Les yeux du garçon passèrent sur chacune des filles, puis sur la stagiaire, qui se pétrifia presque en croisant son regard bleu magnétique, et il ajouta froidement :

- Je voulais juste vérifier que personne ici ne se faisait d'illusions.

Il lança un regard à Nancy, qui sourit d'un air désabusé. Elle non plus ne semblait pas croire encore à la survie de leur camarade de classe. La stagiaire préféra ne pas répondre. À la place, elle appela le nom de Scarlett qui, évidemment, se perdit dans les salles vides.

Aucun des trois élèves ne prit la peine de lui rappeler que c'était inutile, que la jeune fille ne répondrait pas. Il était dix-neuf heures, et l'un d'eux mourrait à l'évidence chaque fois que la grande aiguille pointerait le douze. Chaque minute qui passait rapprochait un peu plus les prisonniers de l'inévitable.

Aucun d'eux ne le disait à voix haute, mais pourtant chacun redoutait son heure, qui viendrait inéluctablement. Ils risquaient tous de mourir, exactement comme Adrien et Scarlett, et prétendre le contraire ne retarderait pas le moment fatal.

Plusieurs minutes de recherches infructueuses s'écoulèrent encore, avant qu'un petit ricanement amer ne rompe à nouveau le silence.

- Qu'est-ce qu'il y a de si amusant ? demanda Isabelle d'un ton glacial à l'intention de Loup.

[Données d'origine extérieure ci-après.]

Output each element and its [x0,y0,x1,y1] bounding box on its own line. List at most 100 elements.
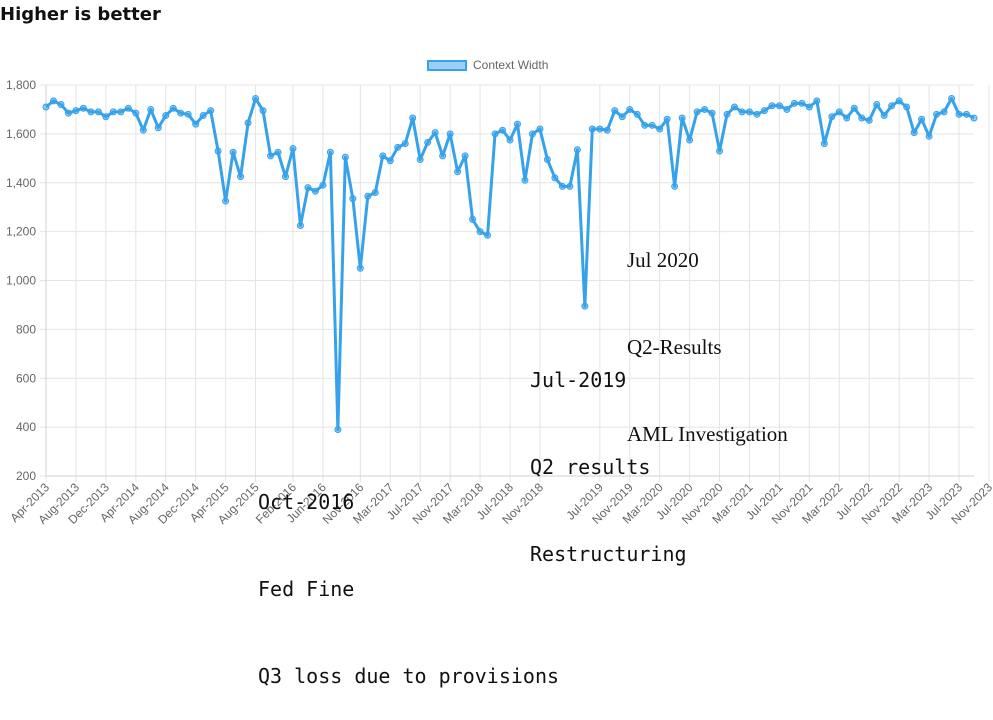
data-point [648,121,656,129]
data-point [843,114,851,122]
data-point [775,102,783,110]
chart-grid [40,84,990,482]
data-point [918,115,926,123]
data-point [948,94,956,102]
data-point [499,126,507,134]
data-point [57,101,65,109]
data-point [461,152,469,160]
page-title: Higher is better [0,4,161,25]
y-tick-label: 1,400 [6,176,36,190]
data-point [326,148,334,156]
data-point [880,112,888,120]
annotation-oct-2016-line-1: Oct-2016 [258,490,355,514]
data-point [416,156,424,164]
annotation-jul-2019-line-1: Jul-2019 [530,368,627,392]
data-point [536,125,544,133]
data-point [446,130,454,138]
data-point [469,215,477,223]
y-tick-label: 1,600 [6,127,36,141]
data-point [895,97,903,105]
data-point [177,109,185,117]
data-point [611,107,619,115]
data-point [117,108,125,116]
data-point [296,222,304,230]
data-point [790,99,798,107]
data-point [147,105,155,113]
data-point [349,195,357,203]
data-point [963,110,971,118]
annotation-oct-2016-line-3: Q3 loss due to provisions [258,664,560,688]
annotation-jul-2020: Jul 2020 Q2-Results AML Investigation [627,188,788,478]
data-point [798,99,806,107]
data-point [768,102,776,110]
data-point [940,108,948,116]
data-point [169,104,177,112]
data-point [64,109,72,117]
data-point [364,192,372,200]
annotation-jul-2019-line-3: Restructuring [530,542,687,566]
data-point [708,109,716,117]
data-point [199,112,207,120]
data-point [222,197,230,205]
data-point [596,125,604,133]
data-point [513,120,521,128]
data-point [431,129,439,137]
chart-legend[interactable]: Context Width [427,58,548,72]
data-point [558,182,566,190]
data-point [132,109,140,117]
data-point [311,187,319,195]
data-point [207,107,215,115]
data-point [371,189,379,197]
data-point [828,113,836,121]
data-point [603,126,611,134]
data-point [678,114,686,122]
data-point [334,426,342,434]
data-point [424,138,432,146]
data-point [476,228,484,236]
data-point [521,176,529,184]
data-point [760,107,768,115]
data-point [139,126,147,134]
y-tick-label: 1,800 [6,78,36,92]
data-point [686,136,694,144]
data-point [783,105,791,113]
data-point [573,146,581,154]
data-point [850,104,858,112]
data-point [409,114,417,122]
data-point [79,104,87,112]
data-point [858,114,866,122]
legend-swatch-context-width [427,59,467,71]
data-point [671,182,679,190]
data-point [888,102,896,110]
y-tick-label: 200 [16,469,36,483]
data-point [933,110,941,118]
data-point [87,108,95,116]
data-point [386,157,394,165]
data-point [753,110,761,118]
y-axis: 200 400 600 800 1,000 1,200 1,400 1,600 1,800 [6,78,36,483]
data-point [738,108,746,116]
data-point [319,181,327,189]
data-point [813,97,821,105]
data-point [304,184,312,192]
data-point [94,108,102,116]
data-point [49,97,57,105]
data-point [356,264,364,272]
legend-label-context-width: Context Width [473,58,549,72]
data-point [154,124,162,132]
data-point [439,152,447,160]
data-point [551,174,559,182]
data-point [618,113,626,121]
data-point [805,103,813,111]
data-point [244,119,252,127]
data-point [274,148,282,156]
series-context-width [42,94,978,434]
y-tick-label: 1,000 [6,274,36,288]
data-point [162,112,170,120]
data-point [641,121,649,129]
data-point [835,108,843,116]
data-point [528,130,536,138]
data-point [281,173,289,181]
data-point [484,231,492,239]
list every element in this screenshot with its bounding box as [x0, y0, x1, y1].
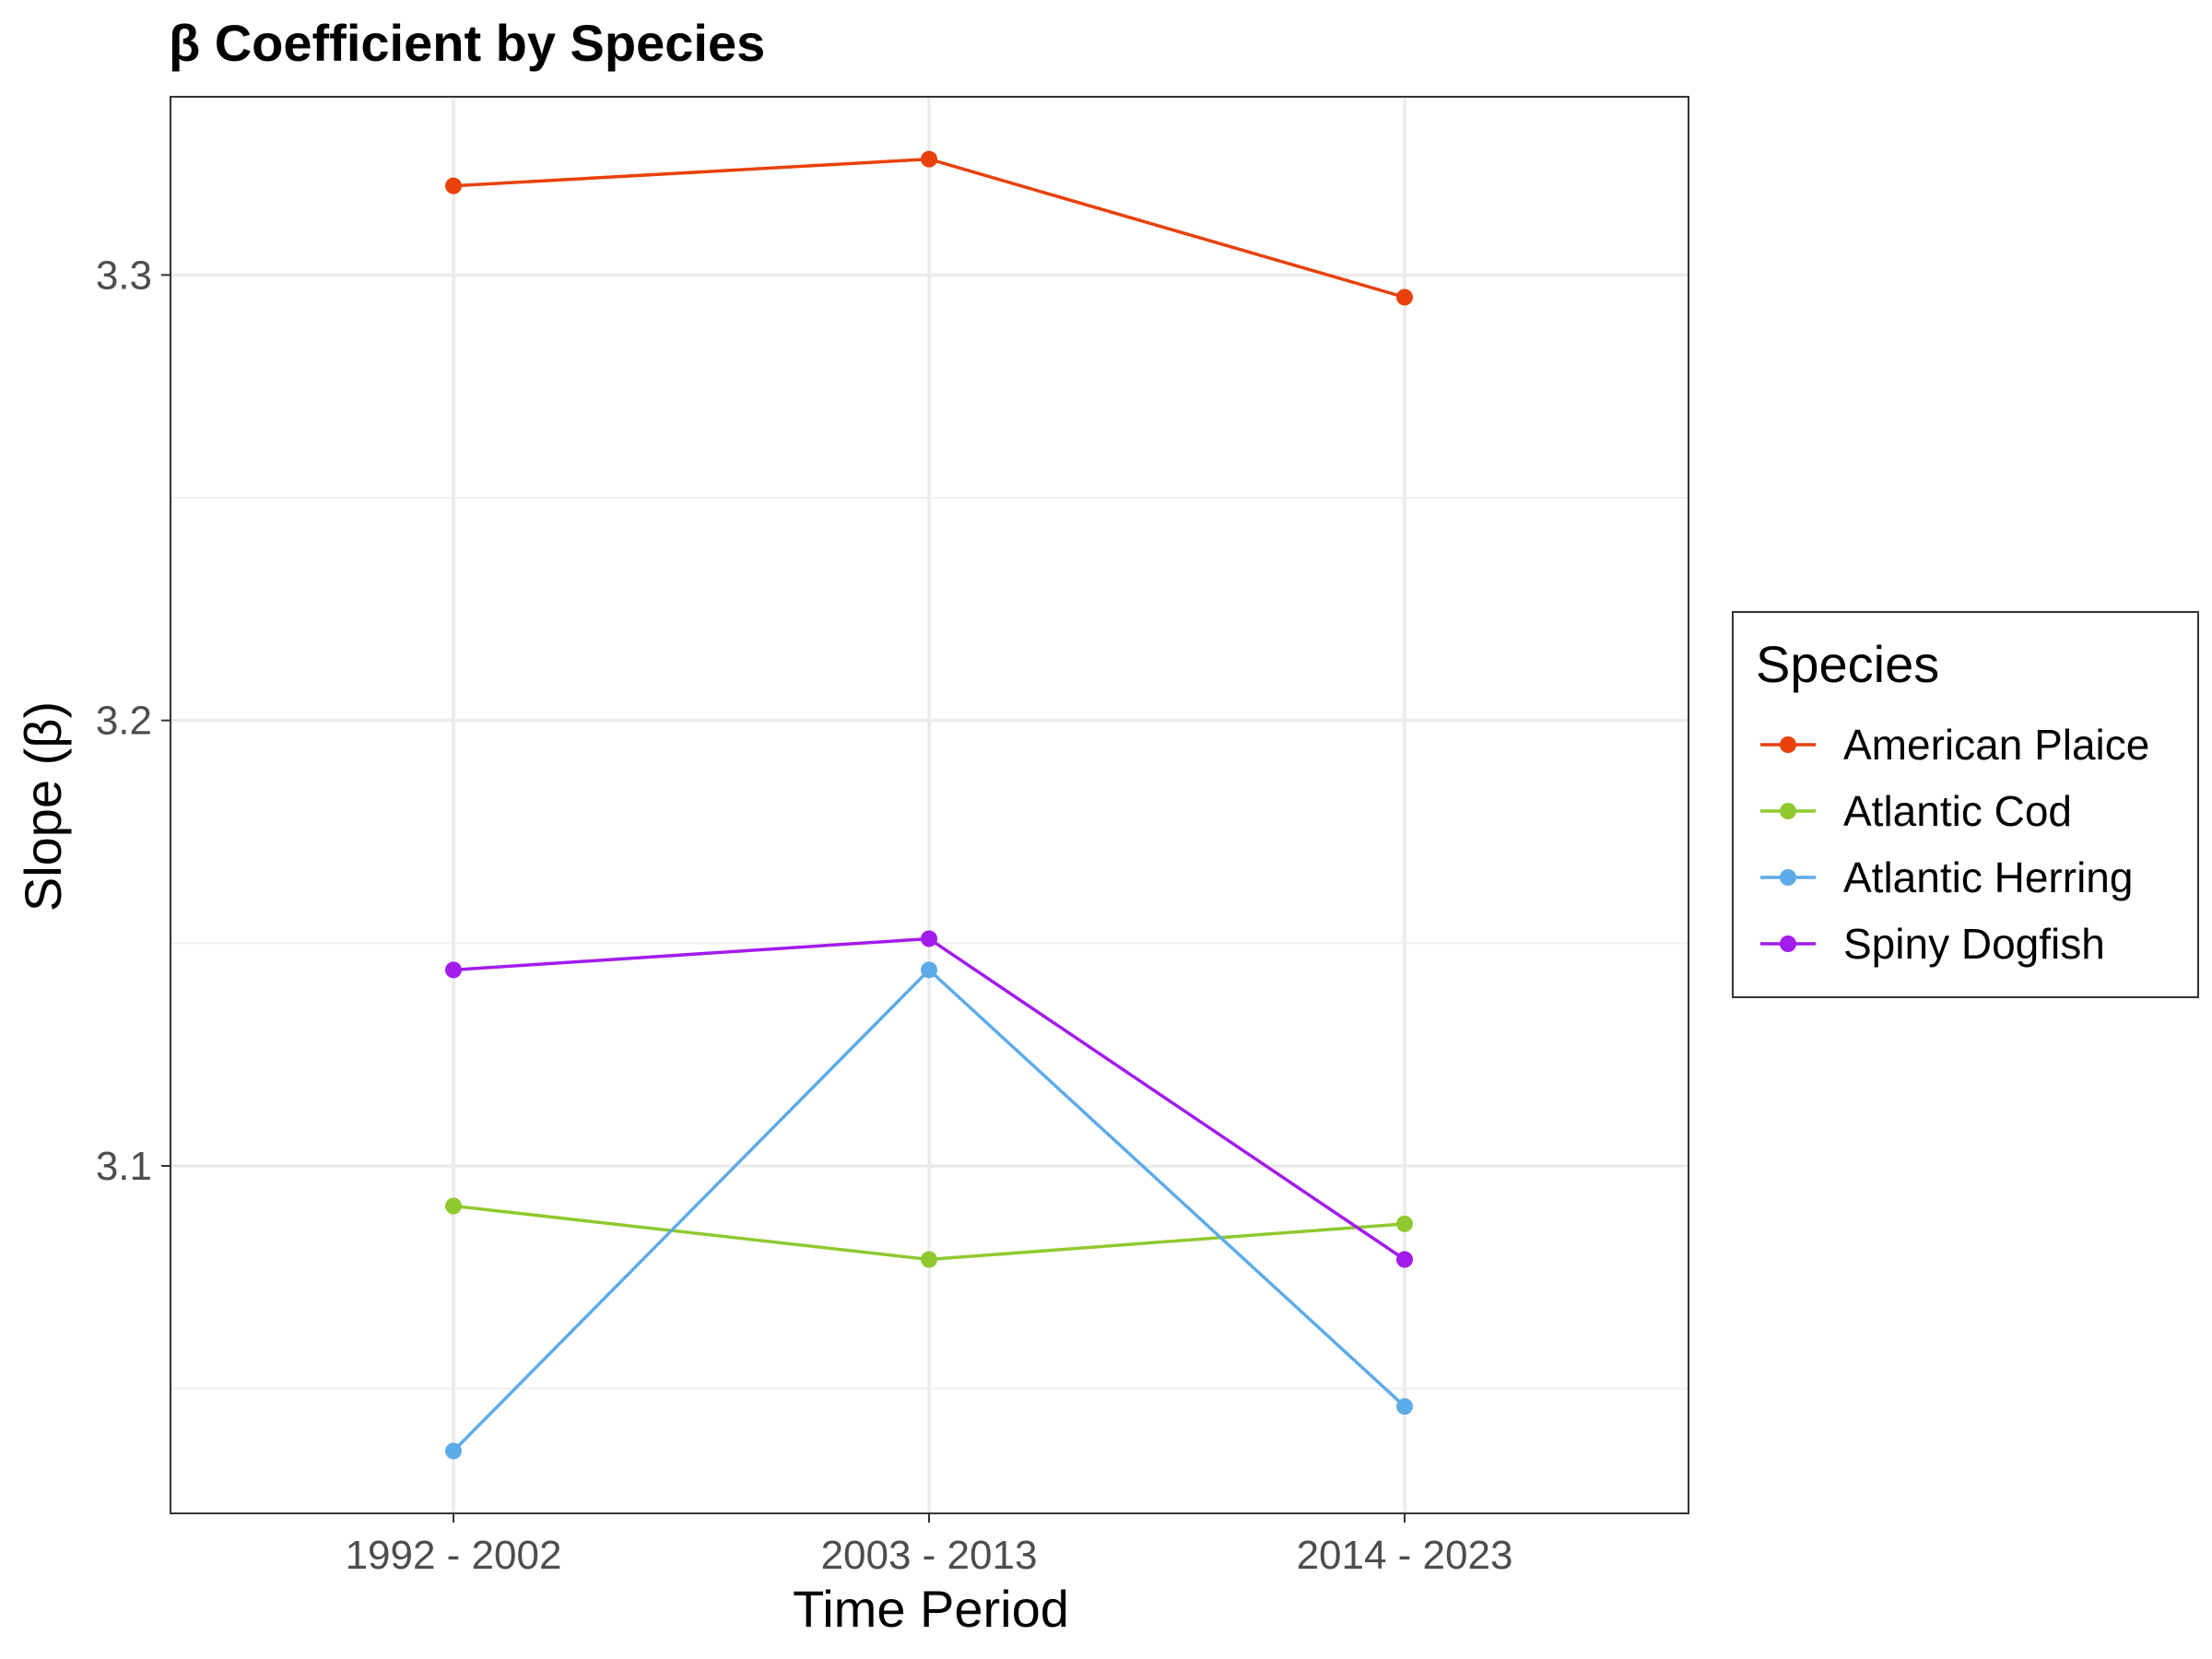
legend-title: Species: [1756, 635, 1939, 693]
legend-box: [1732, 611, 2199, 998]
data-point: [921, 1251, 937, 1268]
legend-label: American Plaice: [1843, 721, 2149, 769]
legend-item: Atlantic Cod: [1760, 787, 2072, 835]
chart-title: β Coefficient by Species: [169, 14, 765, 72]
x-tick-label: 2014 - 2023: [1297, 1533, 1513, 1578]
data-point: [1396, 1251, 1413, 1268]
data-point: [445, 177, 462, 194]
x-tick-label: 2003 - 2013: [821, 1533, 1038, 1578]
legend-label: Atlantic Herring: [1843, 853, 2133, 901]
legend-label: Spiny Dogfish: [1843, 920, 2105, 968]
data-point: [445, 1197, 462, 1215]
y-tick-label: 3.2: [96, 699, 152, 744]
legend-item: Atlantic Herring: [1760, 853, 2133, 901]
series-american-plaice: [445, 150, 1413, 306]
x-tick-label: 1992 - 2002: [346, 1533, 562, 1578]
legend-label: Atlantic Cod: [1843, 787, 2072, 835]
data-point: [1396, 288, 1413, 306]
legend: Species American Plaice Atlantic Cod Atlant…: [1732, 611, 2199, 998]
y-tick-label: 3.1: [96, 1144, 152, 1189]
legend-key-point: [1780, 869, 1796, 886]
series-atlantic-herring: [445, 961, 1413, 1460]
x-axis-title: Time Period: [793, 1580, 1069, 1638]
axes: 3.1 3.2 3.3 1992 - 2002 2003 - 2013 2014 - 20…: [96, 96, 1689, 1578]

- Rien, répondit le garçon aussi sec.

Un rire nerveux ? Miss Weller se demanda si l'adolescent, d'ordinaire si maîtrisé, était en train de perdre son sang-froid. Plus le temps s'écoulerait, plus il était certain que le groupe enfermé dans le musée céderait à la panique, mais la stagiaire n'aurait pas pu imaginer que Loup soit l'un des premiers à perdre le contrôle de ses émotions.

Et pourtant, son regard était différent de d'habitude. Les mois pendant lesquels elle avait pu l'observer en classe lui avaient bien montré l'assurance inébranlable du garçon, et elle avait souvent vu son sourire espiègle agrémenter ses yeux joueurs.

Là, c'était différent. Son rire n'était pas seulement moqueur, il était sombre, poussé par une adrénaline aussi toxique que du poison, et peut-être, un désespoir refoulé.

- Je m'imaginais juste ce que doit penser M en ce moment, s'expliqua Loup. Il doit bien s'amuser, à tous nous manipuler comme ça.

- Si on le trouve, il va payer, approuva Isabelle avec une haine froide qui ne lui ressemblait pas, elle qui paraissait d'habitude si insensible.